Wind Farm Level Coordination for Optimal Inertial Control With a Second-Order Cone Predictive Model

Multiple wind farms (WFs) should be spatially and temporally coordinated during inertial control to avoid the under- or over-power supply. For this purpose, we propose a second-order cone predictive model to exploit the optimal inertial control scheme (ICS) of multiple WFs for under-frequency and over-frequency events. Specifically, we firstly build the nonlinear predictive model including the predictive models of synchronous generators and wind turbines (WTs), power flow model and the stable operating constraints.

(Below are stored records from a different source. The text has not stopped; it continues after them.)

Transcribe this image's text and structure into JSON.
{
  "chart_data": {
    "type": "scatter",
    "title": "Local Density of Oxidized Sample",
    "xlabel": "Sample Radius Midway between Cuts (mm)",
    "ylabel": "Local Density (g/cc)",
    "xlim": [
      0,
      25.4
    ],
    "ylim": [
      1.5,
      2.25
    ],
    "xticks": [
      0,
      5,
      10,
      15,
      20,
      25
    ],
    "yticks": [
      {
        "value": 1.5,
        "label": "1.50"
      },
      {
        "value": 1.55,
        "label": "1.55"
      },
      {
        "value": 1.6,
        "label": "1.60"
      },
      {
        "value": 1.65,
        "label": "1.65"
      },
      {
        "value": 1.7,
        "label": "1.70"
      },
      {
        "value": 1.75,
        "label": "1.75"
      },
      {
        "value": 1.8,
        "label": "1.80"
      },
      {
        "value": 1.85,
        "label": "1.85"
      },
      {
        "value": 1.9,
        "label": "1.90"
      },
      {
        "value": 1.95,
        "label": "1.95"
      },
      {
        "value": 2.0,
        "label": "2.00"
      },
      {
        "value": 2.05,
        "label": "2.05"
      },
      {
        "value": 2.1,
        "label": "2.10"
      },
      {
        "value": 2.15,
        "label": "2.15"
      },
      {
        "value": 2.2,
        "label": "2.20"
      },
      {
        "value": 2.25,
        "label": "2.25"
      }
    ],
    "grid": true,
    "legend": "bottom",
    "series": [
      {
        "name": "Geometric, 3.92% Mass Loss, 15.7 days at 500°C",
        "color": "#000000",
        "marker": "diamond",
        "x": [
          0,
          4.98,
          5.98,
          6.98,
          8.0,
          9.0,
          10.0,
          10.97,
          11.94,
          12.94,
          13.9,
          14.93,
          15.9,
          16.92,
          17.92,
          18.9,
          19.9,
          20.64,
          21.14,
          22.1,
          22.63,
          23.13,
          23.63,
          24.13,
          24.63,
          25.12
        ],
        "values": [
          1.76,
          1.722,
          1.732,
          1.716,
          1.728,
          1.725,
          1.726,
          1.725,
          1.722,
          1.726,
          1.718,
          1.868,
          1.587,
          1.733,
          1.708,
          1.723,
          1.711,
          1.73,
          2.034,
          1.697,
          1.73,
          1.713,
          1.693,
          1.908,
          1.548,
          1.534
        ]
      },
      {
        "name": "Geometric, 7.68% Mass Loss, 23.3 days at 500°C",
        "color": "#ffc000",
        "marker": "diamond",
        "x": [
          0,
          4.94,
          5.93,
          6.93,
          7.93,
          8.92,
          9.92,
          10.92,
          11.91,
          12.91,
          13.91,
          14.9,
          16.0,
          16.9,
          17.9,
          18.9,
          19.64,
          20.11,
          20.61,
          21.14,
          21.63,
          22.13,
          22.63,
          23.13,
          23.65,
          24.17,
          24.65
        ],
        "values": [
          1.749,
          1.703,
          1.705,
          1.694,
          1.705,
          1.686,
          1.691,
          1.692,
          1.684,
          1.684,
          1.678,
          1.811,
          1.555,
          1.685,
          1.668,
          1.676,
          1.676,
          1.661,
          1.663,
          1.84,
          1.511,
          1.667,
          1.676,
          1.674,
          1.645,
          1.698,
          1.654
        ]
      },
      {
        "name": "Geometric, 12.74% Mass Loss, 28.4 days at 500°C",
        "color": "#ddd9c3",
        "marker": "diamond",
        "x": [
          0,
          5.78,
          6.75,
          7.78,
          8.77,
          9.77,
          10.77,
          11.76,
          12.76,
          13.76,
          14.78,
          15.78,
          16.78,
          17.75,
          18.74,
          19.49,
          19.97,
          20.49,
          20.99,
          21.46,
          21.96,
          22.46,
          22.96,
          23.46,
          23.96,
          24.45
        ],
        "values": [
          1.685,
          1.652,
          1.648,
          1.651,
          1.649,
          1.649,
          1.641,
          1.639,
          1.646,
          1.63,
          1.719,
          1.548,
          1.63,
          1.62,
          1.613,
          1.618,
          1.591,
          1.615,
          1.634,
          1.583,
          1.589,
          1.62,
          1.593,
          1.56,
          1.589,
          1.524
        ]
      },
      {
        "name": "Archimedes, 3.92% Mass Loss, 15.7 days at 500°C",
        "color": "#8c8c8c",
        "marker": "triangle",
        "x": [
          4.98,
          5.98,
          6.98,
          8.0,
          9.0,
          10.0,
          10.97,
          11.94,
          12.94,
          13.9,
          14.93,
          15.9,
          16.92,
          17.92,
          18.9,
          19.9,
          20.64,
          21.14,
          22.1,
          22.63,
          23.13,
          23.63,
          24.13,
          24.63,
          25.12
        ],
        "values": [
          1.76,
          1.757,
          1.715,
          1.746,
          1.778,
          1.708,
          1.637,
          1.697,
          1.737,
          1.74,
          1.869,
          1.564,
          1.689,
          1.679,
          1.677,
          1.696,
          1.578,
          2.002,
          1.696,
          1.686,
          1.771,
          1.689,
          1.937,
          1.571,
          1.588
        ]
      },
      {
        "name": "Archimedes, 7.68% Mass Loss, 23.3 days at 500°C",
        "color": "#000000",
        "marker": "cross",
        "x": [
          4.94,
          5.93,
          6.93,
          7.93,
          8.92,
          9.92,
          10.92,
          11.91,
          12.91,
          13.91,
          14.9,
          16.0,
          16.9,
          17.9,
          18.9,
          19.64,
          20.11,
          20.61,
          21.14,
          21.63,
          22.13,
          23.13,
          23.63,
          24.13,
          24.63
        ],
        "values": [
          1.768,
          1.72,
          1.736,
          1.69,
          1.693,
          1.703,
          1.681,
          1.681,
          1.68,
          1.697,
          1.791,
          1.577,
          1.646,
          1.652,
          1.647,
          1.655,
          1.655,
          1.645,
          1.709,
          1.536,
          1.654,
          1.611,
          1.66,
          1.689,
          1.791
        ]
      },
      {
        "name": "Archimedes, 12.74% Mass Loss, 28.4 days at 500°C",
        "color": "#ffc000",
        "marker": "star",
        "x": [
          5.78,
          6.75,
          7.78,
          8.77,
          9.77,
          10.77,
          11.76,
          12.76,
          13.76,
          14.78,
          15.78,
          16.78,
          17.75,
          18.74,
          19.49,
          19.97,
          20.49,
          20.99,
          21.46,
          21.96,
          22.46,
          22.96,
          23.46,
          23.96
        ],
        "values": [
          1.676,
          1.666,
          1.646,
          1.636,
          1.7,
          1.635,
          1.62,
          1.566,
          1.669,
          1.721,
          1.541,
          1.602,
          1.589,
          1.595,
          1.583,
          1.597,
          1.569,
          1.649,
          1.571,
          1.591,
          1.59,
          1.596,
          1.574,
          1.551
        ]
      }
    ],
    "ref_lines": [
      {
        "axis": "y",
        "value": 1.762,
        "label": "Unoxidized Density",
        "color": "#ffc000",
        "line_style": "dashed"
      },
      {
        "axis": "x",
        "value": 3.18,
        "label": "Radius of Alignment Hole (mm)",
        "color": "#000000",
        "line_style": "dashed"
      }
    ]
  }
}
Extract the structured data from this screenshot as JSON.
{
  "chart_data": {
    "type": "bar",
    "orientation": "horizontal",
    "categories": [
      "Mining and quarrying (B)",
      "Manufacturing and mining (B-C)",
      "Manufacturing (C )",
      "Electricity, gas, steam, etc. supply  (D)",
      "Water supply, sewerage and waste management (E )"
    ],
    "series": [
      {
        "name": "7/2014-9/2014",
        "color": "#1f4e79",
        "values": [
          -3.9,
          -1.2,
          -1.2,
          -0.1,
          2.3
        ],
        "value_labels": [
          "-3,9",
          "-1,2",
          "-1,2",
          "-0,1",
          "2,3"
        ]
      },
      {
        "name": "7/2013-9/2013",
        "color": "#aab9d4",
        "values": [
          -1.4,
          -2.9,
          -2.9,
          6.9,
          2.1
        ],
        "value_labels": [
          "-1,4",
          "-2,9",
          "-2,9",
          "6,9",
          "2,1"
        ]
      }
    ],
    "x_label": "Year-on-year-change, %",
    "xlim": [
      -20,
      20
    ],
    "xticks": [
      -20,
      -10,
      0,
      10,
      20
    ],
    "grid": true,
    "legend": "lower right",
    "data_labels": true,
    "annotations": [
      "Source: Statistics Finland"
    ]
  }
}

In this nonlinear model, multiple WFs can be properly coordinated to achieve the optimal ICS. Then, the approximation methods are proposed to recast the above nonlinear model as a second-order cone programming (SOCP), and a sequential SOCP algorithm (SSA) is presented for the optimal solution. The SOCP model is offline executed to generate the optimal power references of WFs, and power references are further fitted with 5-parameter piecewise curves to reduce the communication burden. Lastly, the fitted curves can be distributed to WF controllers to be online tracked after detecting the disturbance. Numerical tests are conducted based on the 5 WFs integrated IEEE 39-bus system to validate the effectiveness and superiority of the proposed method.